In fact, though, it is manga that are fuelling the comic boom. Jacques Glénat, founder of Glénat, which in 1991 published the first best-selling manga - Akira -boasts that his sales of Japanese comics soared 20 per cent last year. In a mature book industry that grew at 0.5-1 per cent in 2003, almost all big comic book publishers have set up fast-growing manga imprints. Only Dupuis, the grand Belgian house founded in 1898, keeps to a manga-free list - but many suspect it too may soon follow suit.

"For a long time we thought manga was just a fad that would disappear, but we were wrong," admits Claude Gendrot, editorial director of Dupuis. "We are now seriously asking ourselves whether we should jump on the bandwagon. But would we not be digging our own grave? As it is not at all clear to us that readers of manga go on to buy francophone bandes dessinées the manga phenomenon represents a grave threat to the whole European industry."

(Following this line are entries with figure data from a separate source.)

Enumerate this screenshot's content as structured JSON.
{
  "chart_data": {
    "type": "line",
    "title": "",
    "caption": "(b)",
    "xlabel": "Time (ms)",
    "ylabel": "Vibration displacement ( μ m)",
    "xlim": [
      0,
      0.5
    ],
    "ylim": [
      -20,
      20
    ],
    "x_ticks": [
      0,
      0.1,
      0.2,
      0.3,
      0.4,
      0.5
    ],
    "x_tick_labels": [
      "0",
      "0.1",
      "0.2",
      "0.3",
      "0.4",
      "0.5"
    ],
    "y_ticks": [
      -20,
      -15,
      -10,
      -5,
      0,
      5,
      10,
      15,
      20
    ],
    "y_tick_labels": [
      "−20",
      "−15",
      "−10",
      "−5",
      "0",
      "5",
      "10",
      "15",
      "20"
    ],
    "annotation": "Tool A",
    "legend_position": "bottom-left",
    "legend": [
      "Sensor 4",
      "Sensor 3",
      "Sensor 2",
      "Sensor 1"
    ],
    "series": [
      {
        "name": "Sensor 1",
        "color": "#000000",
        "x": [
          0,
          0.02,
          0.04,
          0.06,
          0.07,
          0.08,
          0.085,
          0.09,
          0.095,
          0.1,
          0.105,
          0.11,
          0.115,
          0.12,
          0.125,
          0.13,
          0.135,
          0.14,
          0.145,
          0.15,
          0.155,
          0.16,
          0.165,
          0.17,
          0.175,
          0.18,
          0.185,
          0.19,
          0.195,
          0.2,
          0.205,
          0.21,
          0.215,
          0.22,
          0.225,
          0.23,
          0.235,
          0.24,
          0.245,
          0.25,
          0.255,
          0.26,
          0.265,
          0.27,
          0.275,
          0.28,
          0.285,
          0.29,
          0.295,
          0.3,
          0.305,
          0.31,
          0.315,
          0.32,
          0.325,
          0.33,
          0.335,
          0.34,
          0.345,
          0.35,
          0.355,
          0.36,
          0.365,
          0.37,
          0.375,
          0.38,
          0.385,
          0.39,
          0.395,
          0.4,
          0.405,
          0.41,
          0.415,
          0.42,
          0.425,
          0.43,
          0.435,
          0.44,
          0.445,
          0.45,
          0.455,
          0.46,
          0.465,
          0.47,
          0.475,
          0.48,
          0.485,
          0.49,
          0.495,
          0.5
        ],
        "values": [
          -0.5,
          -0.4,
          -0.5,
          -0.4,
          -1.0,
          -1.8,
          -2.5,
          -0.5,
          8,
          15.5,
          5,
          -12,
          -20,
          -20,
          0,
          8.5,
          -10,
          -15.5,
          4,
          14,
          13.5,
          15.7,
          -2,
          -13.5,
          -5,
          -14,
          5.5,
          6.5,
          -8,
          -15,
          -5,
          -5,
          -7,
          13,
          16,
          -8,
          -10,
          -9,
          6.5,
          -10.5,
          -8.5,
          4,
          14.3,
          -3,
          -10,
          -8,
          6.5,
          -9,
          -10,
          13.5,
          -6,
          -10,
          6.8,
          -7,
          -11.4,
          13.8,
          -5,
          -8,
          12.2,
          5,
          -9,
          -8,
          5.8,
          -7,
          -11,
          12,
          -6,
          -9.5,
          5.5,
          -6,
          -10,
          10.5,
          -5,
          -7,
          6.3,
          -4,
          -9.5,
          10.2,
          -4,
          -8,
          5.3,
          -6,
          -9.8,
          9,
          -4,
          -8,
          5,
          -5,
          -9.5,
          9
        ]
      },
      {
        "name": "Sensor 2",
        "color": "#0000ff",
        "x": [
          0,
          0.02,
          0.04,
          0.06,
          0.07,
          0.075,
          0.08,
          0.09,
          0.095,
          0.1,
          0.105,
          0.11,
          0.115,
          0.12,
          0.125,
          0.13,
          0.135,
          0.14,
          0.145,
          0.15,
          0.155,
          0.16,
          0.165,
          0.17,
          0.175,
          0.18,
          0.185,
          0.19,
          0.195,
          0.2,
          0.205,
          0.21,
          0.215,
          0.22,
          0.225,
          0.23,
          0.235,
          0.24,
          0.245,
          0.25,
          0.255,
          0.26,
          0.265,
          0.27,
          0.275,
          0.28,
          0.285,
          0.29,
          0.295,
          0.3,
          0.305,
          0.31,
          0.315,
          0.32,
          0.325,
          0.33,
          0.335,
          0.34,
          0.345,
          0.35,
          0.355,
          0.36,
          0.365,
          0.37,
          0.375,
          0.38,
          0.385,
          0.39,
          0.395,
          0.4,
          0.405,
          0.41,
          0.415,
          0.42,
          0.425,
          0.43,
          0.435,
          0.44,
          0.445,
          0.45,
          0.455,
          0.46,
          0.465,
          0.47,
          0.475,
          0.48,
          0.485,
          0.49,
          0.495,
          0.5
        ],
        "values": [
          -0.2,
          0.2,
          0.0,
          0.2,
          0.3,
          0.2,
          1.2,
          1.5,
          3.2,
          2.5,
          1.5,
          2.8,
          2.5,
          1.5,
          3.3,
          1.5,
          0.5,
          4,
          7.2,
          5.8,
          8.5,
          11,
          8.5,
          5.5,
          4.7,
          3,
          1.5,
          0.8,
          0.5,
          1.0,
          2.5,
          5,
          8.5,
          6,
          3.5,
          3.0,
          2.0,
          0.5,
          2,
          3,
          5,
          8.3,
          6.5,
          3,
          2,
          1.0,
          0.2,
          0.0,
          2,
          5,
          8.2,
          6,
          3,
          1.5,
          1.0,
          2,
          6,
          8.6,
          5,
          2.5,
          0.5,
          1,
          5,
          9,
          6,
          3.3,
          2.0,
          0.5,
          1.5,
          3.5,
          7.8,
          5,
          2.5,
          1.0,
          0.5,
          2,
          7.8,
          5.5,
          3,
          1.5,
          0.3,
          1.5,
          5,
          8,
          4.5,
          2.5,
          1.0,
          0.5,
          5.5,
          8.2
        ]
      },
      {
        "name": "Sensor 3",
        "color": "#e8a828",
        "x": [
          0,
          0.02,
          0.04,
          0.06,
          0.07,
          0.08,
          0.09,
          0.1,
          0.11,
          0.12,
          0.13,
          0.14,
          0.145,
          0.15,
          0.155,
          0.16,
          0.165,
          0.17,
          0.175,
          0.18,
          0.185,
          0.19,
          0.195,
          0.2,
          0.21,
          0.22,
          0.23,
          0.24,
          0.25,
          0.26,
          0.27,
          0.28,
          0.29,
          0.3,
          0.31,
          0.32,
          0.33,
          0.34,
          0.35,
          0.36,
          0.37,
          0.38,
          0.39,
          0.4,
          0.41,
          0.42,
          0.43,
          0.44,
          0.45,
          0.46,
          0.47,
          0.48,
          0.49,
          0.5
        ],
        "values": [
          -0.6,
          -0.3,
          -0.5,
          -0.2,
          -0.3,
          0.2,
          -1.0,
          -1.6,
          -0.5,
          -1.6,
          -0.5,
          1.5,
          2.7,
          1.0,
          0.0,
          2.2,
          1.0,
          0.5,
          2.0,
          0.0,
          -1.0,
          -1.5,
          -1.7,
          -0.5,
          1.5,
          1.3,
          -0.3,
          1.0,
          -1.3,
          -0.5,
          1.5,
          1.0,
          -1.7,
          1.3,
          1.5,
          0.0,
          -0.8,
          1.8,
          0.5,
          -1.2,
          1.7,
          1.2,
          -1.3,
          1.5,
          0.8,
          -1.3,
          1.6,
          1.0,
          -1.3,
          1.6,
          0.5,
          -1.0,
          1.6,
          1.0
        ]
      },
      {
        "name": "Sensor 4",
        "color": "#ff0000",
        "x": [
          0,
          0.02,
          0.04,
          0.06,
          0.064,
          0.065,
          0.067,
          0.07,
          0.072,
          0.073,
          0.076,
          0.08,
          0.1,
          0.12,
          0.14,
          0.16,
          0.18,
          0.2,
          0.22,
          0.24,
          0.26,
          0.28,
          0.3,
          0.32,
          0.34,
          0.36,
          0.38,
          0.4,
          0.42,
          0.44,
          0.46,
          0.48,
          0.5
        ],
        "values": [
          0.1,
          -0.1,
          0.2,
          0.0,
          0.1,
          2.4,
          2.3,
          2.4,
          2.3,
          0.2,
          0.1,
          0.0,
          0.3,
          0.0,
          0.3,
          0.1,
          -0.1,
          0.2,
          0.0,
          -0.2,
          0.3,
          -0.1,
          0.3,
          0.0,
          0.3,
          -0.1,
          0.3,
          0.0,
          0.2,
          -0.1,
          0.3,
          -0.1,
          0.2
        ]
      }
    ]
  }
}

The economics of manga seem unstoppable. Pocket-sized and printed in black and white on cheap paper, they cost less to produce than the lavish, all-colour hardback albums produced in France and Belgium. Margins on manga are also higher because it is much cheaper to pay a licence fee to translate an existing series than to commission an original work from a European artist.

Manga sell for around €6 - half the cost of a traditional comic book. Whereas a French comic series offers readers one volume a year, manga publishers deliver a new tome every month. Tintin, Astérix, Lucky Luke and today's hero, Titeuf, a sex- obsessed 10-year-old, will have to work harder for shelf space. Some new stores in Paris only stock manga.

The appeal of manga reflects a wider fascination with Japanese culture, extending all the way up to President Jacques Chirac, a fan of sumo, and back to the Impressionist movement. Japanophilia is evident in the trend for French publishers to produce comics that read from right to left and no longer delete untranslatable onomatopoeia. Manga-junkies take nerdish pleasure in knowing that boin boin signifies bouncing breasts and bashi bashi the sound of smacking someone on the head.

The increasing sophistication of the manga available in France - at Angoulême this year, 20th Century Boy by Naoki Urusawa won the prize for the best series - helps publishers defend themselves against criticism that they are corrupting youth. "If we did not have manga, a whole generation would have stayed in front of the television and never held a book in their hands," says Mr Glénat. "Better that they read manga than never learn to read at all."

Benoit Mouchart, artistic director of the Angoulême festival, is also optimistic. "Manga is not the 'yellow peril'. It may be paradoxical, but we can almost say that manga is in the process of saving the French publishing industry," he says. "When people come into stores every month to buy manga, they will also buy a Franco-Belgian bande dessinéealbum. And with the profits from their manga bestsellers, publishers cross-subsidise all their other French language publishing activities." With that more hopeful thought, Mr Guez de Balzac can rest in peace.